Usually, a covenant not to compete is when an Illinois employee agrees not to work for an employer's competitors when the employee leaves the company. Covenants not to compete are also known as "non-compete clauses". Compensation might be paid for employees who sign the covenant, or at times the employment might be conditioned upon such an agreement.
When are Covenants not to Compete Unenforceable?
Foreseeing whether or not a judge will uphold a covenant not to compete is usually difficult. Even though the interests of an employer are significant, Illinois courts value a person's freedom to select the type of employment that they desire. Thus, courts will typically uphold only those covenants not to compete that they conclude to be reasonable. Those agreements that courts have seen to be unreasonable include those that last for an prolonged period of time or cover geographic areas around Gurnee that are unreasonably large.

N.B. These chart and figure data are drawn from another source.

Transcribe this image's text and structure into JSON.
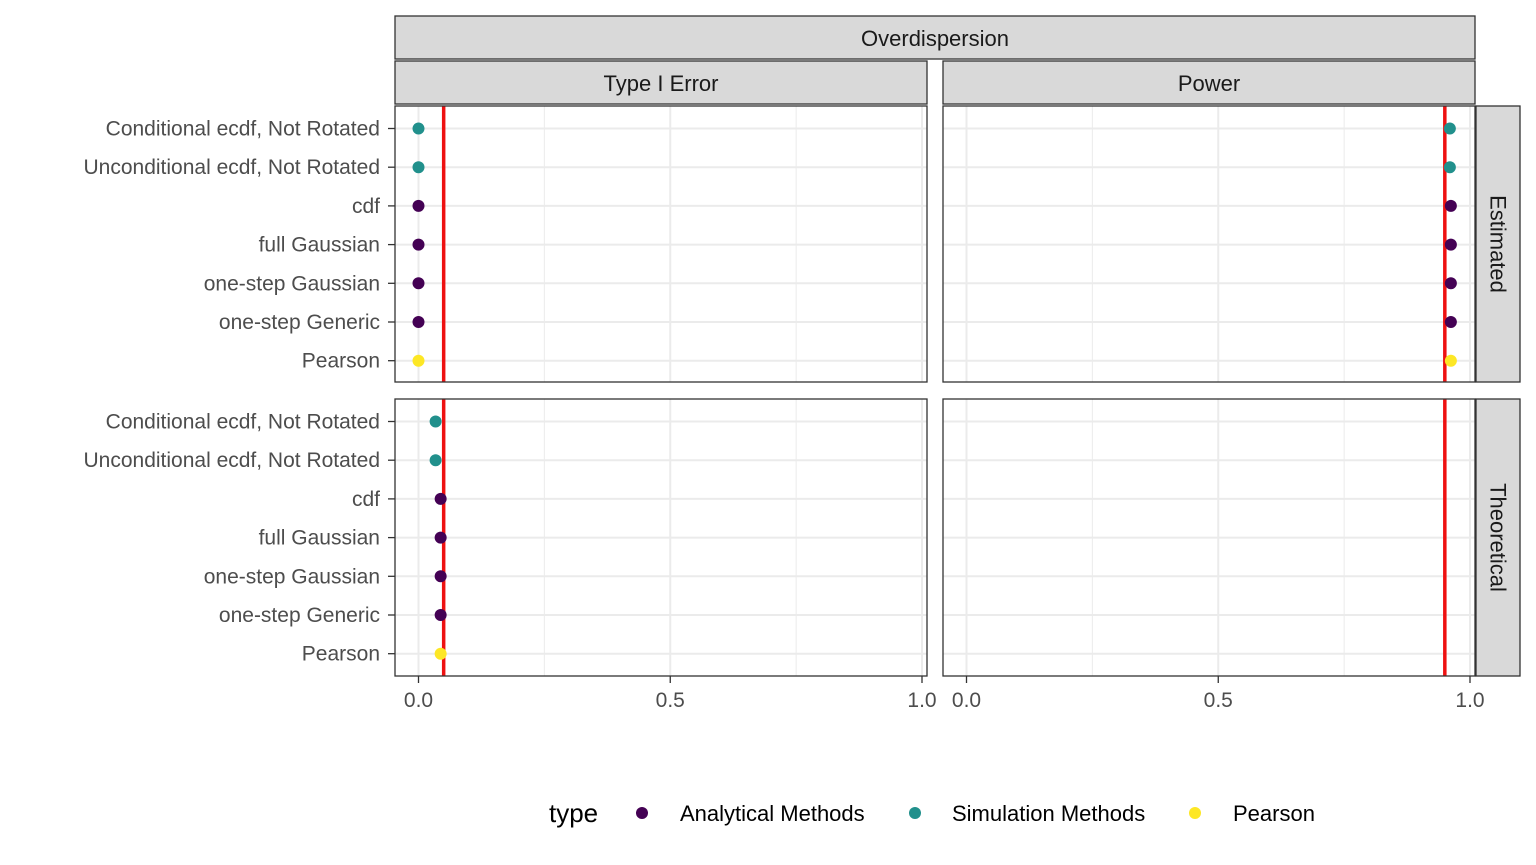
{
  "chart_data": {
    "type": "scatter",
    "facet_top": "Overdispersion",
    "columns": [
      "Type I Error",
      "Power"
    ],
    "rows": [
      "Estimated",
      "Theoretical"
    ],
    "categories": [
      "Conditional ecdf, Not Rotated",
      "Unconditional ecdf, Not Rotated",
      "cdf",
      "full Gaussian",
      "one-step Gaussian",
      "one-step Generic",
      "Pearson"
    ],
    "xlim": [
      0,
      1
    ],
    "x_ticks": [
      "0.0",
      "0.5",
      "1.0"
    ],
    "x_tick_values": [
      0,
      0.5,
      1
    ],
    "reference_lines": {
      "Type I Error": 0.05,
      "Power": 0.95
    },
    "reference_color": "#ee1111",
    "legend": {
      "title": "type",
      "position": "bottom",
      "entries": [
        {
          "label": "Analytical Methods",
          "color": "#440154"
        },
        {
          "label": "Simulation Methods",
          "color": "#21908c"
        },
        {
          "label": "Pearson",
          "color": "#fde725"
        }
      ]
    },
    "point_types": [
      "Simulation Methods",
      "Simulation Methods",
      "Analytical Methods",
      "Analytical Methods",
      "Analytical Methods",
      "Analytical Methods",
      "Pearson"
    ],
    "series": [
      {
        "column": "Type I Error",
        "row": "Estimated",
        "values": [
          0.0,
          0.0,
          0.0,
          0.0,
          0.0,
          0.0,
          0.0
        ]
      },
      {
        "column": "Power",
        "row": "Estimated",
        "values": [
          0.96,
          0.96,
          0.962,
          0.962,
          0.962,
          0.962,
          0.962
        ]
      },
      {
        "column": "Type I Error",
        "row": "Theoretical",
        "values": [
          0.034,
          0.034,
          0.044,
          0.044,
          0.044,
          0.044,
          0.044
        ]
      },
      {
        "column": "Power",
        "row": "Theoretical",
        "values": [
          null,
          null,
          null,
          null,
          null,
          null,
          null
        ]
      }
    ],
    "grid": true
  }
}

Covenants not to compete are also required to deal only with competitors who are reasonably related to the employer's line of industry. Lastly, the covenant not to compete must have a valid business purpose which is behind the employer's motivation for requiring the agreement.
Do I Need an Attorney when Dealing with a Covenant not to Compete?
Before signing anything that may restrict your rights, you might want to hire a Gurnee, Illinois attorney to review the contract. A lawyer can then negotiate to modify the covenant as needed, or might even draft a new one that is acceptable to both parties When it comes to suing an employee for breach of a non-compete clause, an attorney can provide valuable advice. They will also be able to counsel employees who need advice for a covenant they have signed.